Fig no 4 SAR of Quinolone antibacterial.

1. Position 1: If substitution of bicyclic ring system it exert its key effect on therapeutic

effect of this drugs and usually it also improves the pharmacokinetic effect and enhance

the antibacterial activity e. g. Moxifloxacin, however these modification may produces

adverse effect on human being. If substitution of cyclopropyl group at N 1 position this

modification usually shows increase in antibacterial activity against typical bacteria such

as Chlamydia, mycoplasma. If substitution of 2, 4 diphenyl group at N1 position it

improves the antimicrobial activity e. g. Temafloxacin, Trovafloxacin but nowadays,

Trovafloxacin has been withdrawn from market due to its liver toxicity.

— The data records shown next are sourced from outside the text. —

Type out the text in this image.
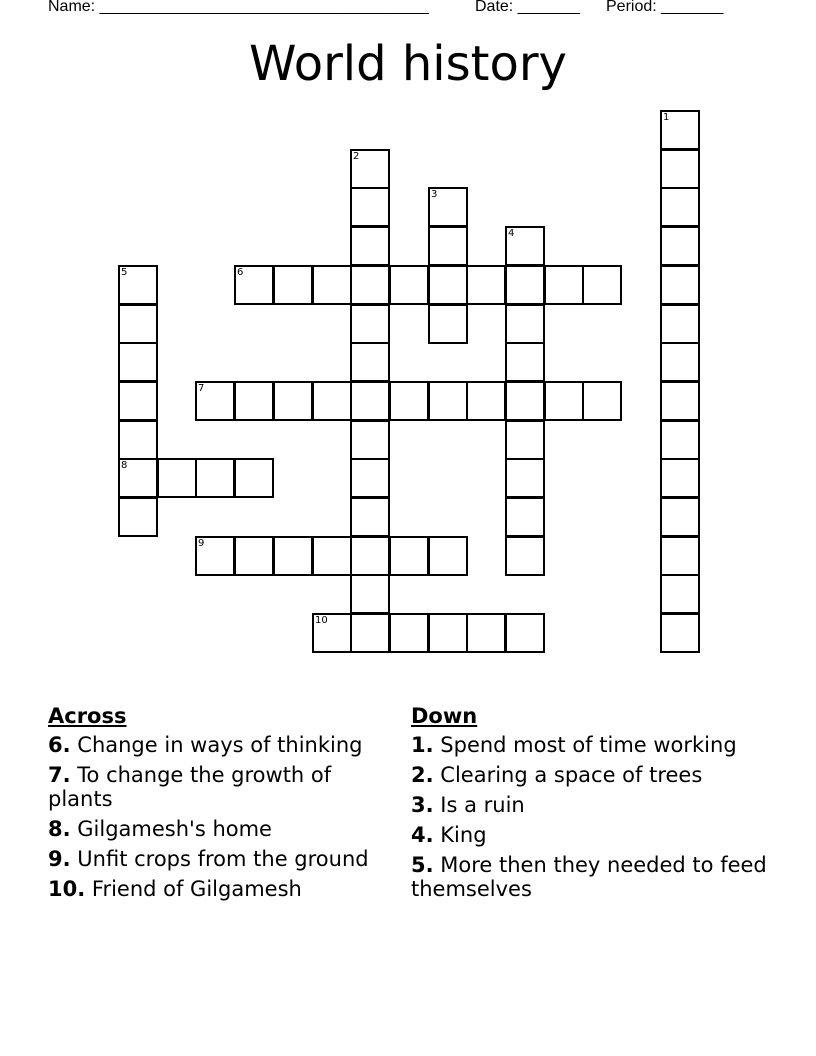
Name: _____________________________________

	Date: _______

Period: _______

World history
1
2
3
4
5
8
6
7
9
10
Across
6. Change in ways of thinking
7. To change the growth of plants
8. Gilgamesh's home
9. Unfit crops from the ground
10. Friend of Gilgamesh
Down
1. Spend most of time working
2. Clearing a space of trees
3. Is a ruin
4. King
5. More then they needed to feed themselves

a. 1, 8 Naphthyridine nucleus is responsible for antibacterial activity. If attachment of side

chain at N1 position by any groups it significantly affect antibacterial activity. If

substitution of methyl or amino group at N1 position it improved the antibacterial activity

e. g. Sparfloxacin- Substitution of methyl group at N1 position.

b. The side chain attached with nitrogen containing atom, it significantly affects the potency

of drug.[31]

2. Position 2: If reduction of double bond at position 2, 3 it eliminates antibacterial activity.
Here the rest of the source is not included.